Having more horsepower doesn’t make a project car better

The first thing that most enthusiasts think about when building a project car is adding more horsepower. And why not? The faster the car, the better, right? Not necessarily. For example, if you’re planning to build a street car that you’re going to drive daily, having more power isn’t necessarily a good thing. Sure, it may be more fun for a while, but after the novelty wears off, you’ll be left with a car that’s less reliable and somewhat harder to drive.

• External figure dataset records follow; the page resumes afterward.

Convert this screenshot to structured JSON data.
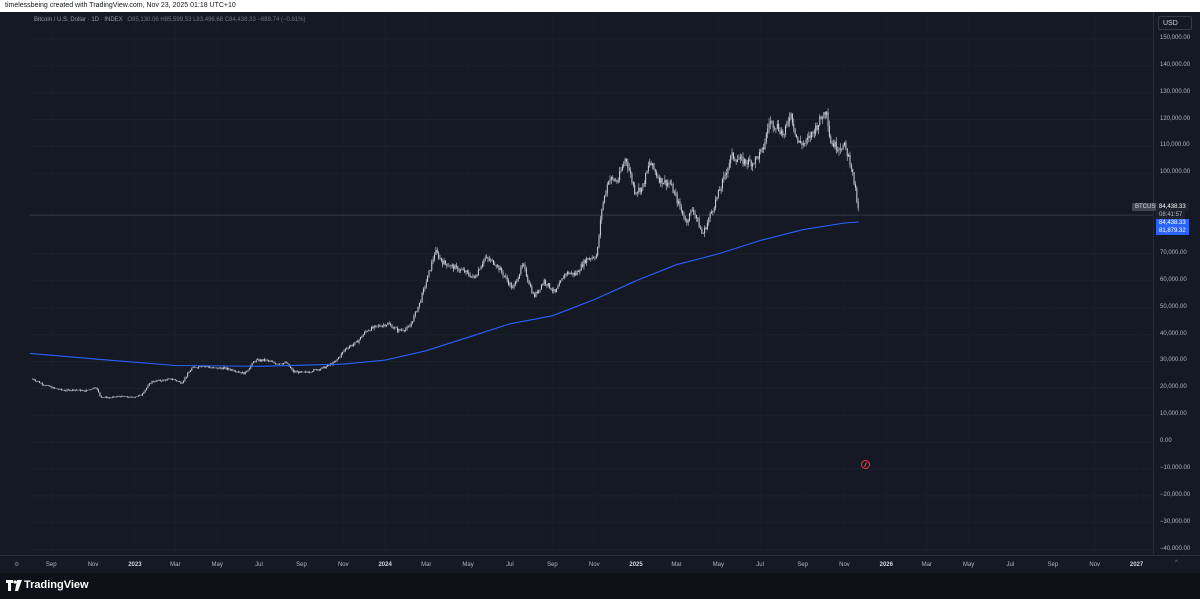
{
  "topbar": {
    "caption": "timelessbeing created with TradingView.com, Nov 23, 2025 01:18 UTC+10"
  },
  "legend": {
    "symbol": "Bitcoin / U.S. Dollar · 1D · INDEX",
    "ohlc": "O85,130.06 H85,599.53 L83,496.68 C84,438.33 −689.74 (−0.81%)"
  },
  "price_axis": {
    "currency": "USD",
    "ticker_label": "BTCUSD",
    "last_price": "84,438.33",
    "countdown": "08:41:57",
    "last_price_repeat": "84,438.33",
    "sma_value": "81,879.32"
  },
  "footer": {
    "brand": "TradingView"
  },
  "colors": {
    "background": "#151924",
    "candles": "#d1d4dc",
    "moving_average": "#2962ff",
    "price_line": "#363a45"
  },
  "chart_data": {
    "type": "line",
    "symbol": "BTCUSD",
    "currency": "USD",
    "y_ticks": [
      {
        "value": 150000,
        "label": "150,000.00"
      },
      {
        "value": 140000,
        "label": "140,000.00"
      },
      {
        "value": 130000,
        "label": "130,000.00"
      },
      {
        "value": 120000,
        "label": "120,000.00"
      },
      {
        "value": 110000,
        "label": "110,000.00"
      },
      {
        "value": 100000,
        "label": "100,000.00"
      },
      {
        "value": 70000,
        "label": "70,000.00"
      },
      {
        "value": 60000,
        "label": "60,000.00"
      },
      {
        "value": 50000,
        "label": "50,000.00"
      },
      {
        "value": 40000,
        "label": "40,000.00"
      },
      {
        "value": 30000,
        "label": "30,000.00"
      },
      {
        "value": 20000,
        "label": "20,000.00"
      },
      {
        "value": 10000,
        "label": "10,000.00"
      },
      {
        "value": 0,
        "label": "0.00"
      },
      {
        "value": -10000,
        "label": "−10,000.00"
      },
      {
        "value": -20000,
        "label": "−20,000.00"
      },
      {
        "value": -30000,
        "label": "−30,000.00"
      },
      {
        "value": -40000,
        "label": "−40,000.00"
      }
    ],
    "ylim": [
      -42000,
      160000
    ],
    "x_ticks": [
      {
        "date": "2022-09-01",
        "label": "Sep",
        "year": false
      },
      {
        "date": "2022-11-01",
        "label": "Nov",
        "year": false
      },
      {
        "date": "2023-01-01",
        "label": "2023",
        "year": true
      },
      {
        "date": "2023-03-01",
        "label": "Mar",
        "year": false
      },
      {
        "date": "2023-05-01",
        "label": "May",
        "year": false
      },
      {
        "date": "2023-07-01",
        "label": "Jul",
        "year": false
      },
      {
        "date": "2023-09-01",
        "label": "Sep",
        "year": false
      },
      {
        "date": "2023-11-01",
        "label": "Nov",
        "year": false
      },
      {
        "date": "2024-01-01",
        "label": "2024",
        "year": true
      },
      {
        "date": "2024-03-01",
        "label": "Mar",
        "year": false
      },
      {
        "date": "2024-05-01",
        "label": "May",
        "year": false
      },
      {
        "date": "2024-07-01",
        "label": "Jul",
        "year": false
      },
      {
        "date": "2024-09-01",
        "label": "Sep",
        "year": false
      },
      {
        "date": "2024-11-01",
        "label": "Nov",
        "year": false
      },
      {
        "date": "2025-01-01",
        "label": "2025",
        "year": true
      },
      {
        "date": "2025-03-01",
        "label": "Mar",
        "year": false
      },
      {
        "date": "2025-05-01",
        "label": "May",
        "year": false
      },
      {
        "date": "2025-07-01",
        "label": "Jul",
        "year": false
      },
      {
        "date": "2025-09-01",
        "label": "Sep",
        "year": false
      },
      {
        "date": "2025-11-01",
        "label": "Nov",
        "year": false
      },
      {
        "date": "2026-01-01",
        "label": "2026",
        "year": true
      },
      {
        "date": "2026-03-01",
        "label": "Mar",
        "year": false
      },
      {
        "date": "2026-05-01",
        "label": "May",
        "year": false
      },
      {
        "date": "2026-07-01",
        "label": "Jul",
        "year": false
      },
      {
        "date": "2026-09-01",
        "label": "Sep",
        "year": false
      },
      {
        "date": "2026-11-01",
        "label": "Nov",
        "year": false
      },
      {
        "date": "2027-01-01",
        "label": "2027",
        "year": true
      }
    ],
    "xlim": [
      "2022-08-01",
      "2027-01-25"
    ],
    "last_price": 84438.33,
    "series": [
      {
        "style": "candles",
        "x": [
          "2022-08-05",
          "2022-08-20",
          "2022-09-05",
          "2022-09-20",
          "2022-10-05",
          "2022-10-20",
          "2022-11-05",
          "2022-11-12",
          "2022-11-25",
          "2022-12-10",
          "2022-12-28",
          "2023-01-10",
          "2023-01-25",
          "2023-02-10",
          "2023-02-25",
          "2023-03-10",
          "2023-03-25",
          "2023-04-10",
          "2023-04-25",
          "2023-05-10",
          "2023-05-25",
          "2023-06-10",
          "2023-06-25",
          "2023-07-10",
          "2023-07-25",
          "2023-08-10",
          "2023-08-20",
          "2023-09-05",
          "2023-09-20",
          "2023-10-05",
          "2023-10-20",
          "2023-11-05",
          "2023-11-20",
          "2023-12-05",
          "2023-12-20",
          "2024-01-05",
          "2024-01-20",
          "2024-02-05",
          "2024-02-20",
          "2024-03-05",
          "2024-03-14",
          "2024-03-25",
          "2024-04-10",
          "2024-04-25",
          "2024-05-10",
          "2024-05-25",
          "2024-06-10",
          "2024-06-25",
          "2024-07-05",
          "2024-07-20",
          "2024-08-05",
          "2024-08-20",
          "2024-09-05",
          "2024-09-20",
          "2024-10-05",
          "2024-10-20",
          "2024-11-05",
          "2024-11-12",
          "2024-11-22",
          "2024-12-05",
          "2024-12-17",
          "2024-12-30",
          "2025-01-10",
          "2025-01-21",
          "2025-02-05",
          "2025-02-20",
          "2025-03-05",
          "2025-03-15",
          "2025-03-25",
          "2025-04-08",
          "2025-04-20",
          "2025-05-05",
          "2025-05-20",
          "2025-06-05",
          "2025-06-20",
          "2025-07-05",
          "2025-07-14",
          "2025-07-25",
          "2025-08-05",
          "2025-08-14",
          "2025-08-25",
          "2025-09-05",
          "2025-09-20",
          "2025-10-06",
          "2025-10-11",
          "2025-10-20",
          "2025-11-01",
          "2025-11-10",
          "2025-11-16",
          "2025-11-22"
        ],
        "y": [
          23500,
          21500,
          20000,
          19200,
          19500,
          19000,
          20500,
          16800,
          16500,
          17000,
          16600,
          17500,
          22500,
          23000,
          23500,
          22000,
          27500,
          28500,
          27500,
          27500,
          26800,
          25500,
          30300,
          30500,
          29300,
          29400,
          26200,
          25800,
          26800,
          27800,
          29800,
          35000,
          37000,
          41500,
          43000,
          44000,
          41500,
          42500,
          51500,
          63000,
          71000,
          67000,
          65000,
          63500,
          61000,
          68500,
          66500,
          61000,
          57000,
          66000,
          54000,
          60000,
          55500,
          63000,
          62500,
          68000,
          69500,
          87000,
          98000,
          97000,
          106000,
          93500,
          94500,
          104000,
          97500,
          96000,
          88000,
          82000,
          87000,
          77000,
          85000,
          95000,
          106500,
          104500,
          104000,
          108500,
          119000,
          118000,
          114000,
          123000,
          111500,
          111000,
          117000,
          124000,
          112000,
          110000,
          110000,
          104000,
          95000,
          84438
        ]
      },
      {
        "style": "moving-average",
        "x": [
          "2022-08-01",
          "2022-11-01",
          "2023-03-01",
          "2023-07-01",
          "2023-11-01",
          "2024-01-01",
          "2024-03-01",
          "2024-05-01",
          "2024-07-01",
          "2024-09-01",
          "2024-11-01",
          "2025-01-01",
          "2025-03-01",
          "2025-05-01",
          "2025-07-01",
          "2025-09-01",
          "2025-11-01",
          "2025-11-22"
        ],
        "y": [
          33000,
          31000,
          28500,
          28200,
          29000,
          30500,
          34000,
          39000,
          44000,
          47000,
          53000,
          60000,
          66000,
          70000,
          75000,
          79000,
          81500,
          81879
        ]
      }
    ]
  }
}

David Patterson – a car enthusiast that runs a YouTube channel called ThatDudeinBlue – knows a thing or two about project cars as he’s driven over 1,000 of them. In a recent video, he addressed the notion of adding more power to a project car.

“Power is equivalent to likes on social media,” Patterson said. “Power is awesome, but it has bitter consequences. With most platforms, adding more power takes away some long-term reliability.”

Additionally, by adding more power, you have to upgrade the rest of the car’s components to handle it, which ends up costing more money and effort.

Not installing the proper safety gear can be costly and dangerous

If you’re planning to install new racing seats and harnesses in your project car, make sure to use a roll cage or a harness bar. Patterson notes that bolting the harnesses to the floor of the car can be dangerous in a crash. Also, make sure to use quality safety parts in your car. Because although the stuff on eBay costs a fraction of the cost of the real stuff made by Momo, Sparco, or Bride, they pale in comparison when it comes to reliability and rigidity.

Not buying a quality set of coilovers

A pair of modified Subarus
A pair of modified Subarus. | Getty Images

If you’re planning to lower your project car, then remember to buy a quality set of coilovers. “I’ve driven on some really cheap coilovers and they would have been better on the stock suspension,” Patterson said. “My best advice is to start with the little things, like replacing bad ball joints and control arms. Things you would overlook when restoring a car.” Also, don’t cut your car’s stock springs either; you’re just asking for a terrible ride quality by doing that.

Not buying a good set of tires

A close up of a car wheel
A close up of a car wheel | Getty Images

Always remember that the tires on your car are what connect it to the ground. By cheaping out on a set of tires, there’s a chance that you won’t get the proper grip you need, and your car will perform worse than stock. Always remember to get a good set of tires and have them rotated when needed to ensure they wear down properly.

Mistakes when building a project car

Building a project car is a lot of fun and can be rewarding when you finally complete it. However, if you fall into some of these common mistakes, it can make a project quickly turn into a nightmare.